Minister of economy of the Free State of Saxony (Weimar Republic)
- In office May 1921 – 4 January 1924

Minister President of the Free State of Saxony
- In office 31 October 1923 – 4 January 1924

Saxon Secretary of State of economy and economic planning
- In office May 1946 – March 1948

Saxon Minister of economy and economic planning
- In office April 1948 – September 1949

Personal details
- Born: 1 June 1884 Fraustadt, Province of Posen, German Empire (Wschowa, Poland)
- Died: 4 March 1973 (aged 88) Radebeul, East Germany
- Party: Social Democratic Party of Germany (–1946) Socialist Unity Party of Germany (1946–1973)
- Occupation: glovemaker

= Alfred Fellisch =

German politician (1884–1973)

Alfred Fellisch (1 June 1884 – 4 March 1973) was a German Social democrat and socialist politician. He was Saxon minister of economics both in the Weimar Republic and in postwar East Germany and briefly Minister President of the Free State of Saxony (1923–1924).
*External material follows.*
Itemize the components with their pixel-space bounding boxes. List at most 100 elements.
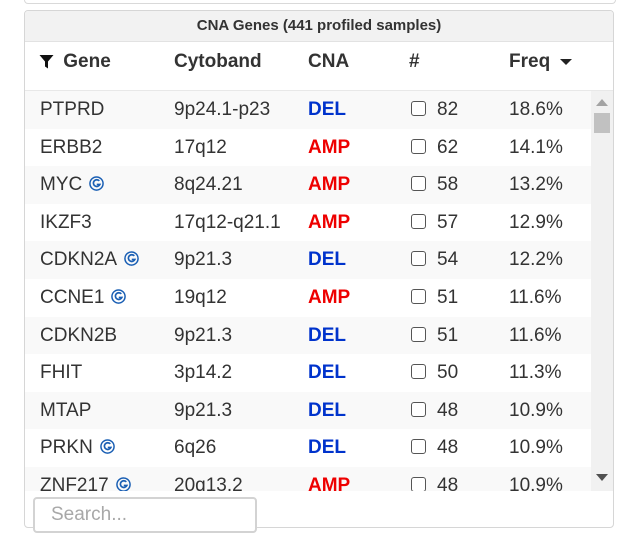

Fellisch was born in Fraustadt, Province of Posen, German Empire (Wschowa, Poland), his father was a butcher. He attended primary school and was trained as a glovemaker, a profession he exercised until 1912. In 1912 and 1913 he attended the Social Democratic Party school in Berlin and started to work for the Volksstimme ("People's Voice") newspaper in Chemnitz in 1913. In 1914 he became a member of the SPD party executive of Saxony. From 1914 to 1921 Fellisch was the chairman of the young workers organization in Chemnitz. In 1919 he became a member of the town council of Chemnitz and worked as a secretary of the Social Democratic fraction in the Saxon Parliament. He ran unsuccessfully in the Reichstag election of 1920 in the district 33.
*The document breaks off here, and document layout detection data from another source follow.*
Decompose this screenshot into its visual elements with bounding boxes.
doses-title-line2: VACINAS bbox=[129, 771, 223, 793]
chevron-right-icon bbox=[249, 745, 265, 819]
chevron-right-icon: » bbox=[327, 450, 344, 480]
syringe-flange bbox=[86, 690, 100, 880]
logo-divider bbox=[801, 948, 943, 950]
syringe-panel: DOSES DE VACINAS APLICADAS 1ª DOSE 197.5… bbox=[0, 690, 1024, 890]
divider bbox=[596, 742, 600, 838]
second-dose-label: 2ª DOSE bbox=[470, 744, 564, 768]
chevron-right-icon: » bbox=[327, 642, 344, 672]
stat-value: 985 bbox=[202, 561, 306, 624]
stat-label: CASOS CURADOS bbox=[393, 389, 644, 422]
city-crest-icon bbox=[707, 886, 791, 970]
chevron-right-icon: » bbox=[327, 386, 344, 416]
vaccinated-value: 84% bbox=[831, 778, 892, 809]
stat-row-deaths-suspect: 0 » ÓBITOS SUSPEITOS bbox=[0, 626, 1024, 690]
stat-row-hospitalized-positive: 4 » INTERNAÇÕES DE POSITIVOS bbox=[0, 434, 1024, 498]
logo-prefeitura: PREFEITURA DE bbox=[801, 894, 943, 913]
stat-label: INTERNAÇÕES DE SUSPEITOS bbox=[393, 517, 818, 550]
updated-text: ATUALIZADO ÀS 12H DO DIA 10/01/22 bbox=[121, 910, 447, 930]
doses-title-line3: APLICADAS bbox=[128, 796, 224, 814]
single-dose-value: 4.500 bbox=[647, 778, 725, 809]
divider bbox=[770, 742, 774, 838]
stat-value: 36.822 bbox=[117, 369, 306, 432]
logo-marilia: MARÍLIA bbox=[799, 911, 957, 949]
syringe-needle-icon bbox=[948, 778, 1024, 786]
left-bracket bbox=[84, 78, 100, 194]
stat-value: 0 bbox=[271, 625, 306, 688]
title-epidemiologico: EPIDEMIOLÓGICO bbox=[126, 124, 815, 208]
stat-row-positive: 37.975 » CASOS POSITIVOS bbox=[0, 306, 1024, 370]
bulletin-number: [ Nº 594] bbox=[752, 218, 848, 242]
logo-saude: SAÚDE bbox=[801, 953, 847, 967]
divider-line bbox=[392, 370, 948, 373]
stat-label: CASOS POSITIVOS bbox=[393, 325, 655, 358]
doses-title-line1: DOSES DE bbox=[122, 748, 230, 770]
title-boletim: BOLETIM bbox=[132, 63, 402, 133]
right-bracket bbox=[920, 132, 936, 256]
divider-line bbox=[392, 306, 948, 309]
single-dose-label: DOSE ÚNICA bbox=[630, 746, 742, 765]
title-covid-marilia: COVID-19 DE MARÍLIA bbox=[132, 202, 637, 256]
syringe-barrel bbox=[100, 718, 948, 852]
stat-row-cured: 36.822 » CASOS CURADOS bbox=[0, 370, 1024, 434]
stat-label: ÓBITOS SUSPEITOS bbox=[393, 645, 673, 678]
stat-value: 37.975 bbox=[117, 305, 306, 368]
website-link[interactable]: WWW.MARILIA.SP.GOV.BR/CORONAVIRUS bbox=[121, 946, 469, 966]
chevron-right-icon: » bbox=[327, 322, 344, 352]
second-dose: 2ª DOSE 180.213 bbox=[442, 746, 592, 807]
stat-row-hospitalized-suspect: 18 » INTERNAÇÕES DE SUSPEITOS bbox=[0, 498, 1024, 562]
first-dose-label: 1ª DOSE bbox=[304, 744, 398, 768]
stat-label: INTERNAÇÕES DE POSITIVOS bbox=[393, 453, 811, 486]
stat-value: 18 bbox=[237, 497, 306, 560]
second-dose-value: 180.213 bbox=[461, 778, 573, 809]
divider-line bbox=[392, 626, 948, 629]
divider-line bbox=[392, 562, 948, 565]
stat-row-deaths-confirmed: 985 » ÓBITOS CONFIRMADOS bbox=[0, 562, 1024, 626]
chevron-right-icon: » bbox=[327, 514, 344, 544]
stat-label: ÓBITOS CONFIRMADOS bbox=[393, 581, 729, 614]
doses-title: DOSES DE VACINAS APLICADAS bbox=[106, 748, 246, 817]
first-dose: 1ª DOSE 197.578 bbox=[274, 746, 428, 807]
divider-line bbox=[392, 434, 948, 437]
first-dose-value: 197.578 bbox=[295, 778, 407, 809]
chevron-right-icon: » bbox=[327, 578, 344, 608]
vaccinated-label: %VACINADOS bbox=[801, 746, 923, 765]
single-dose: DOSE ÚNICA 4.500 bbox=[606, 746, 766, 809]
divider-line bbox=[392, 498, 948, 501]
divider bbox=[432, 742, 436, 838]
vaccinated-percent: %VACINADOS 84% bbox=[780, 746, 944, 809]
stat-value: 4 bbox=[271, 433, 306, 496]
Fellisch served as Saxon Minister of economics from May 1921 to January 1924 and, after the dismissal of Erich Zeigner by German President Friedrich Ebert, Minister President from 31 October 1923 to 4 January 1924. From 1924 to 1933 he was the head of the regional administration (Amtshauptmann) of Annaberg.

Following World War II the Soviet Military Administration in Germany appointed him as "Regierungsrat" in Stollberg and "Landrat" of the Annaberg district. With the merger of the Social Democrat Party and the Communist Party of Germany in the Soviet occupation zone he became a member of the Socialist Unity Party of Germany in April 1946.
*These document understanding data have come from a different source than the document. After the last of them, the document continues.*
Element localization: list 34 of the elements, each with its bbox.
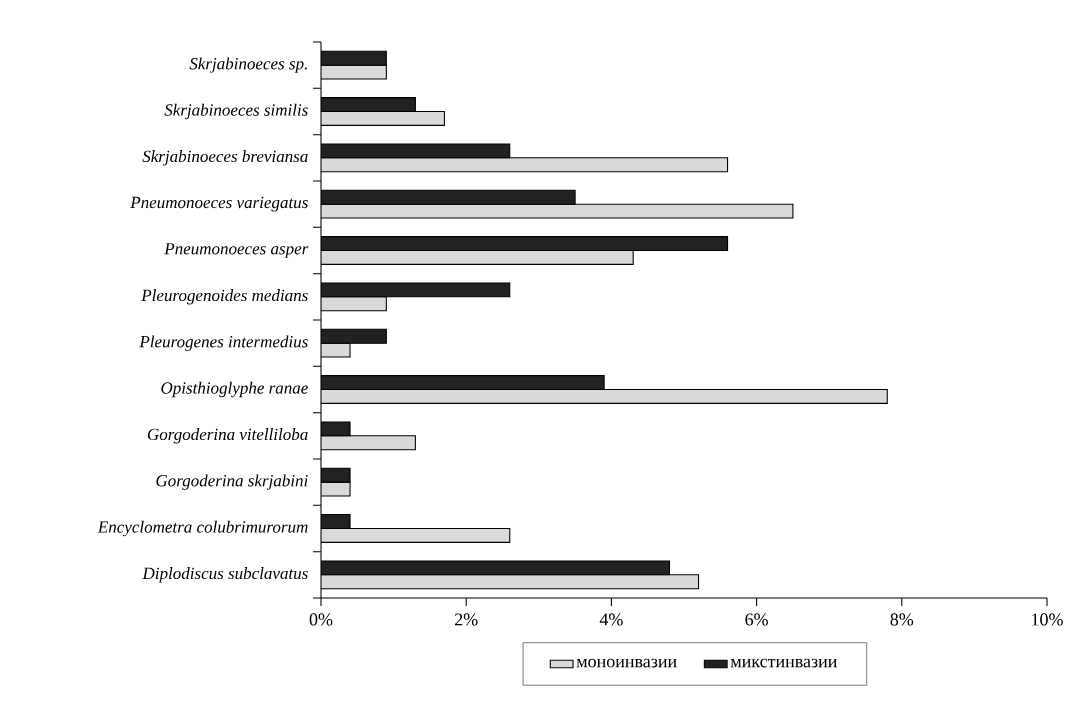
x-tick-label: 2%: [455, 613, 478, 626]
y-tick-label: Gorgoderina skrjabini: [156, 474, 308, 490]
y-tick-label: Pleurogenoides medians: [141, 289, 308, 305]
bar: [321, 189, 576, 205]
bar: [321, 527, 511, 543]
bar: [321, 375, 605, 391]
y-tick-label: Opisthioglyphe ranae: [161, 381, 308, 398]
bar: [321, 157, 729, 173]
y-tick-label: Skrjabinoeces similis: [164, 103, 308, 120]
x-tick-label: 0%: [309, 613, 333, 626]
bar: [321, 110, 445, 126]
x-tick-label: 8%: [890, 613, 914, 626]
y-tick-label: Pneumonoeces asper: [164, 243, 309, 258]
y-tick-label: Encyclometra colubrimurorum: [97, 520, 308, 537]
x-tick-label: 4%: [599, 613, 623, 626]
bar: [321, 328, 387, 344]
y-tick-label: Skrjabinoeces sp.: [189, 57, 307, 73]
bar: [321, 249, 634, 265]
bar: [321, 50, 387, 66]
bar: [321, 97, 416, 113]
x-tick-label: 6%: [745, 613, 768, 626]
bar: [321, 574, 700, 590]
y-tick-label: Skrjabinoeces breviansa: [142, 150, 308, 166]
legend-label: моноинвазии: [576, 658, 677, 668]
bar: [321, 435, 416, 451]
y-tick-label: Pleurogenes intermedius: [139, 335, 308, 351]
legend-label: микстинвазии: [730, 658, 837, 668]
y-tick-label: Pneumonoeces variegatus: [130, 196, 308, 212]
bar: [321, 236, 729, 252]
x-tick-label: 10%: [1032, 613, 1063, 626]
y-tick-label: Gorgoderina vitelliloba: [147, 428, 308, 444]
bar: [321, 296, 387, 312]
y-tick-label: Diplodiscus subclavatus: [142, 567, 308, 583]
bar: [321, 388, 888, 404]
From May 1946 to March 1948 Fellisch was Secretary of State of economy and economic planning of Saxony. He followed Fritz Selbmann, who became deputy chairman of the German Economic Commission, as Minister of economy and economic planning of Saxony from April 1948 to September 1949.

From 1949 until his retirement in 1952 he was the director of the Saxon State Library. Fellisch died on 4 March 1973 in Radebeul.